Em 1907, a cidade de Santos vivia um período de intenso dinamismo econômico, marcado pelo movimento do porto, pela exportação de café e pela crescente circulação de capitais através de bancos e casas comerciais. A chamada “Praça do Comércio de Santos” era reconhecida como uma das mais ativas do país, e os depósitos bancários — muitos deles feitos diariamente e até por poucas horas — faziam parte essencial do fluxo financeiro que sustentava importadores, exportadores, companhias de café e empresas ligadas ao cais.
Foi nesse cenário que surgiu uma proposta legislativa que provocou forte reação entre os agentes econômicos santistas: o projeto do deputado paranaense Serzedello Corrêa, apresentado ao Congresso Nacional, que previa a criação de selos variáveis aplicados às cadernetas de depósitos bancários. A medida, segundo seu autor, buscava favorecer pequenos depositantes e disciplinar operações financeiras de maior volume. Contudo, em Santos, onde a movimentação bancária possuía características próprias, a iniciativa foi vista como potencialmente prejudicial ao comércio.
A Associação Comercial de Santos manifestou-se formalmente contra a proposta, enviando ao Congresso uma representação detalhada, na qual argumentava que os depósitos realizados na praça não tinham caráter meramente acumulativo: constituíam ferramenta indispensável à execução diária dos negócios. Serviam para equalizar saldos, reduzir riscos, garantir liquidez e permitir o funcionamento contínuo das transações.
A entidade alertava que onerar grandes depósitos com selos proporcionais ao valor aplicado significaria, na prática, dificultar operações rápidas e essenciais ao comércio, além de gerar insegurança jurídica e administrativa. Em vez de estimular a economia, a medida poderia levar ao retraimento financeiro, à redução de depósitos e à desaceleração do crédito — efeitos nocivos para uma cidade portuária cuja atividade exigia rapidez, regularidade e eficiência.
Outro ponto criticado era a variação do valor do selo conforme o montante depositado, o que abriria margem para erros frequentes e transtornos operacionais nos bancos. A Associação argumentava, ainda, que nas principais nações comerciais — como Inglaterra, Alemanha e Estados Unidos — a tendência moderna era simplificar transações financeiras, e não submetê-las a novos encargos.
Após um ano de discussões no Congresso Nacional, o projeto de Serzedello Corrêa não foi aprovado, tendo sido considerado juridicamente inconsistente e impraticável em sua aplicação.
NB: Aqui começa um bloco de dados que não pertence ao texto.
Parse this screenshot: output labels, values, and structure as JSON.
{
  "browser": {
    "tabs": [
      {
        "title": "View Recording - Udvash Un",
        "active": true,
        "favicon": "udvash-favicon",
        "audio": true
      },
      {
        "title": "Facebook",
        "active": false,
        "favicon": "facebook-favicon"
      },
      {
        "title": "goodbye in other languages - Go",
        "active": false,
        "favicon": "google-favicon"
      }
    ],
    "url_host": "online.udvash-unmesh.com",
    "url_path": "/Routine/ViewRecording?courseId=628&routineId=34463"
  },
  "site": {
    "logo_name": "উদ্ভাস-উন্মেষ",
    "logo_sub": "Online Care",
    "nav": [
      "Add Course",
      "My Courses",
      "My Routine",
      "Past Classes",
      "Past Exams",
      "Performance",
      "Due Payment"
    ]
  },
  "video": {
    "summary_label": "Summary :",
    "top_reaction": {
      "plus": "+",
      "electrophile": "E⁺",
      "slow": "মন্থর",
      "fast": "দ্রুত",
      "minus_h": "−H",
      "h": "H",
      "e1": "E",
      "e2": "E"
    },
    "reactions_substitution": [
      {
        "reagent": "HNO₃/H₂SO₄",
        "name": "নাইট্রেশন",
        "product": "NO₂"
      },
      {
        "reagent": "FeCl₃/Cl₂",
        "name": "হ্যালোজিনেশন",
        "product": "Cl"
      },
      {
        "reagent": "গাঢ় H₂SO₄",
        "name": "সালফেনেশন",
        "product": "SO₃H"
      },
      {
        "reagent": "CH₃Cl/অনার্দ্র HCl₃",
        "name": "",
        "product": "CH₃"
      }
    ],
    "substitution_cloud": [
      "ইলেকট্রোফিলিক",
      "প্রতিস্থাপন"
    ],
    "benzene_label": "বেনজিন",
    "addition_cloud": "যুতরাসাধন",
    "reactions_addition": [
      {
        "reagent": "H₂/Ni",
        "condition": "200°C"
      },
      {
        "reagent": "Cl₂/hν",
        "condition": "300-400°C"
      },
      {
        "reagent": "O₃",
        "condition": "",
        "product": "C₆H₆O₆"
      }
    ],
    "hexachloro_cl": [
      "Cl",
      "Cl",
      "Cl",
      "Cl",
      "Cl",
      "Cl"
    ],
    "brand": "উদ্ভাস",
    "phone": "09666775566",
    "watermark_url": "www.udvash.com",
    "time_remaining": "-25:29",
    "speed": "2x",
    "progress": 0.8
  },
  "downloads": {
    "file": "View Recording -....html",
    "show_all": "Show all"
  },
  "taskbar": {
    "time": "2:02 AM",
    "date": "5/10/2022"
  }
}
A decisão repercutiu positivamente em Santos: a Praça do Comércio comemorou a rejeição da proposta, entendendo que a não criação dos selos preservava a agilidade das operações financeiras e protegia os interesses da economia local.
O episódio demonstra o grau de organização e consciência institucional da Associação Comercial no início do século XX. Ao intervir no debate legislativo nacional, a ACS reafirmou a relevância econômica de Santos e sua inserção nos fluxos comerciais globais. A cidade mostrou-se capaz de defender tecnicamente suas demandas, atuando como protagonista nas discussões sobre política econômica e estrutura financeira do país.
Quem foi Serzedello Corrêa?
Francisco Joaquim de Campos da Paz Serzedello Corrêa (Paraná, 1858 — 1932) foi um dos mais importantes homens públicos da República Velha. Atuou em diferentes esferas do poder e exerceu funções estratégicas na administração federal e estadual.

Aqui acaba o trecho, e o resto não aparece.